2019, The University of North Carolina Press
History is a big subject. And yet, each era has inside it a thousand little clues about the people, places, and everyday life that once existed. Clothes folks might have worn, toys children played with, and foods people enjoyed are all clues to the past. Those are the things that make history fascinating, even compelling. But add in a bit of quarrel and, as in the new book “Searching for Black Confederates” by Kevin M. Levin, they might make history wrong.
Ever since the last shot was fired in the Civil War, controversy, including arguments over the site of that last shot, endures. For more than a century-and-a-half, stories and myths persist –one of them being the possibility that slaves fought on the side of the Confederacy.
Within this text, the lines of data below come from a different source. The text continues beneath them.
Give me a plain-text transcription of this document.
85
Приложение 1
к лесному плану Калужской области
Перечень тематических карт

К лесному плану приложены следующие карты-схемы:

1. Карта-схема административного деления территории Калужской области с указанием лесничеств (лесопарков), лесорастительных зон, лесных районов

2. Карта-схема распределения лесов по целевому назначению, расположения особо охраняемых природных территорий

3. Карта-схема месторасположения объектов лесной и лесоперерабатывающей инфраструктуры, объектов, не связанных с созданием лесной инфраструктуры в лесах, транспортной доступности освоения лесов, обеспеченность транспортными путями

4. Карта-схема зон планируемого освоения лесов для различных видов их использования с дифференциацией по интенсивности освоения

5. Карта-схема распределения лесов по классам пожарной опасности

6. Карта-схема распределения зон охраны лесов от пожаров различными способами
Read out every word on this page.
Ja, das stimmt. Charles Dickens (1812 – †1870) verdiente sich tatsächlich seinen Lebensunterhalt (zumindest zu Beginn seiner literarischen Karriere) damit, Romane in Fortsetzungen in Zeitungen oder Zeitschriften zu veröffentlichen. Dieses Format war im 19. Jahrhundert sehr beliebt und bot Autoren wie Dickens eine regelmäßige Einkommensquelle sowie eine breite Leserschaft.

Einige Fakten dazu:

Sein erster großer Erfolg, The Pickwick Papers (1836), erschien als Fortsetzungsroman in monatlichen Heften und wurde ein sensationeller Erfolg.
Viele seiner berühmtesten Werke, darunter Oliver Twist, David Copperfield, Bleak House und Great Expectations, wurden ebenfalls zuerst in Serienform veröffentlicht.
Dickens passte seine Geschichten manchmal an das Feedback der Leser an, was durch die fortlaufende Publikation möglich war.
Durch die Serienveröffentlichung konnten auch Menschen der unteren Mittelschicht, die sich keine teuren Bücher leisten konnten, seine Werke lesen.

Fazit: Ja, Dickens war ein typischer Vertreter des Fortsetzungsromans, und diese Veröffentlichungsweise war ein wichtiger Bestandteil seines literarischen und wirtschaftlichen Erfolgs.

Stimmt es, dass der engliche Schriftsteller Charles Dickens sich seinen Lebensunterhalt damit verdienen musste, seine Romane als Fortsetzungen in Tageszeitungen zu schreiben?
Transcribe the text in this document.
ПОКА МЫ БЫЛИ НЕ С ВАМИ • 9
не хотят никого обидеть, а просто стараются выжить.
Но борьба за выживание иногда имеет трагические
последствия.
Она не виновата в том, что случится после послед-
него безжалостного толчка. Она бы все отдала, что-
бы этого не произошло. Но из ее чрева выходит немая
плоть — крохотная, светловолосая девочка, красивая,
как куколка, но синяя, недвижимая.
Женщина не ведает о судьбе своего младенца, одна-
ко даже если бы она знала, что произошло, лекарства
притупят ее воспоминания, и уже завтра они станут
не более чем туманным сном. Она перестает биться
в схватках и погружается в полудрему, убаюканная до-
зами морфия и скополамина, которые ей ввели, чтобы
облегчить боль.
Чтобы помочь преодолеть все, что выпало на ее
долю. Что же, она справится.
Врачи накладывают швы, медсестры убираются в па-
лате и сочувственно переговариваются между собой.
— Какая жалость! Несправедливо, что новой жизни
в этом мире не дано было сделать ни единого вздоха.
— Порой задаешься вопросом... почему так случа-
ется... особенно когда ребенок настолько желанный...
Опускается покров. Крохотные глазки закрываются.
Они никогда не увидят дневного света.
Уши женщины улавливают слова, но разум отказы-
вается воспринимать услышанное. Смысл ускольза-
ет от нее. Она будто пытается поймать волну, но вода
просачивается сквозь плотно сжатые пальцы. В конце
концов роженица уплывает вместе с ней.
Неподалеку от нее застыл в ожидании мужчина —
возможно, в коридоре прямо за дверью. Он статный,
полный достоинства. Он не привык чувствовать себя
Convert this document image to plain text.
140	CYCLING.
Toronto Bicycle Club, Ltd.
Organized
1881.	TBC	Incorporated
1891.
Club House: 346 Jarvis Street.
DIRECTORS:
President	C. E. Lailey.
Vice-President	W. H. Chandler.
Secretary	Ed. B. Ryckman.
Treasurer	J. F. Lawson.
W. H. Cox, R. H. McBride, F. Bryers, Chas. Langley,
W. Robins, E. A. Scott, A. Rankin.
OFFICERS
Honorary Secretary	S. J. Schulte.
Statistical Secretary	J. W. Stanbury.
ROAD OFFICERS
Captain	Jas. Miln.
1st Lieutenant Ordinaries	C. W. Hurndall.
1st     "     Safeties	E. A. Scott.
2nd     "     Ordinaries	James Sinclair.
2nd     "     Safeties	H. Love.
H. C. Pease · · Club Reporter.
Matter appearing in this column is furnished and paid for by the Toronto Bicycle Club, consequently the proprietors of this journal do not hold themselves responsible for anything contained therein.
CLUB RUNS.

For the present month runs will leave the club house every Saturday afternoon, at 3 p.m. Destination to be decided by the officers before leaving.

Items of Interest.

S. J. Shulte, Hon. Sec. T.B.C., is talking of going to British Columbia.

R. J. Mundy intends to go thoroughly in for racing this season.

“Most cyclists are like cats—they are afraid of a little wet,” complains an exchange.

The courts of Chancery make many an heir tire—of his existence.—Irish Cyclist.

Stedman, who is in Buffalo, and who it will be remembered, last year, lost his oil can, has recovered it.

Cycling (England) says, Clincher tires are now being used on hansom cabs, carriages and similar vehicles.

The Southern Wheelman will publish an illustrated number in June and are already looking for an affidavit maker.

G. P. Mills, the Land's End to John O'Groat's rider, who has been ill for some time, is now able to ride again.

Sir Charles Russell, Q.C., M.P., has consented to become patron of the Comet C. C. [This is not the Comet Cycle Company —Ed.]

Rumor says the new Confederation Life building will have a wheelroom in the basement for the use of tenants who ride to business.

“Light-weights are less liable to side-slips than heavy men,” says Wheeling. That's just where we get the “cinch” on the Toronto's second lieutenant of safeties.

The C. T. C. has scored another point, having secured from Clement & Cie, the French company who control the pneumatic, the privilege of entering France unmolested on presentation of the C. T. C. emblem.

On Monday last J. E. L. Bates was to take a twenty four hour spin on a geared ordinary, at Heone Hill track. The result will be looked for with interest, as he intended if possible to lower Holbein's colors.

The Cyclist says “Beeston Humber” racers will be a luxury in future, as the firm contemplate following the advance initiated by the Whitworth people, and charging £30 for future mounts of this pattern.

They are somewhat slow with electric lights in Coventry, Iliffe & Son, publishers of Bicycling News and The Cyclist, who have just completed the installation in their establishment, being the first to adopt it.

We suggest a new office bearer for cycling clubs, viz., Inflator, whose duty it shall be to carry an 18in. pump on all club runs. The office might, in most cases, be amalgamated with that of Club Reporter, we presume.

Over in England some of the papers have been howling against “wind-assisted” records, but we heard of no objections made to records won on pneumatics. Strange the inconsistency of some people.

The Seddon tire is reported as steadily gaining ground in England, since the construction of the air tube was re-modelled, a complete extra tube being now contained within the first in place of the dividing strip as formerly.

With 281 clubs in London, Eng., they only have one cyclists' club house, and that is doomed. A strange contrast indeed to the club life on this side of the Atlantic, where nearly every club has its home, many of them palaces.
“Over the past…decades,” says Levin, “claims…of anywhere between 500 and 100,000 black Confederate soldiers… have become increasingly common.” But, he says, those claims are highly inflated. In truth, “a small handful of black men” were recruited “just days before the fall of the Confederacy….”
Photographs taken during the War, show black men dressed in gray uniforms. Those pictures cause a misunderstanding, Levin says, that leads back to one of the reasons the War was fought in the first place.
When volunteering to serve in the Confederate Army, many white men took a slave or two with them to serve as “camp slaves” to polish arms, press uniforms, cook, and carry messages. Some slaves charged their “master’s” comrades for work, which allowed them to earn money to buy their Confederate uniforms if they so desired.
During a battle, camp slaves were sometimes tasked with guarding provisions and horses on the outskirts of a conflict, but “at no point… was it ever revealed that black men were… serving in the Confederate army as soldiers.” The idea was suggested and discussed, but most slave owners “did not believe that slaves or free blacks could make good soldiers.” Even trying, Levin says, would have elevated slaves to the level of their “masters,” an unacceptable thought.
So, is the discussion settled? Probably not. “Searching for Black Confederates,” however, makes good arguments on the side of dismissal.
Beginning with a novel written in 1860 – one that he picks apart methodically – author Kevin M. Levin suggests that the idea of slaves fighting to keep themselves enslaved is preposterous. To support this, he cites various sources to explain photographs and how end-of-war expectations and Jim Crow laws affected life for black men in the post-War years. These sources underscore his original claims that black men were not enlisted to fight for the “Lost Cause.”
It’s fascinating information, if not just a bit repetitive. And yet, because there’s nobody to interview and nobody to question, certain historians and readers who embrace black forebears in gray might still dispute the disputer. They, too, have sources, stories, and reasons, which makes “Searching for Black Confederates,” a book that no Civil War scholar should ignore: if you think the argument’s here to stay, you wouldn’t be wrong.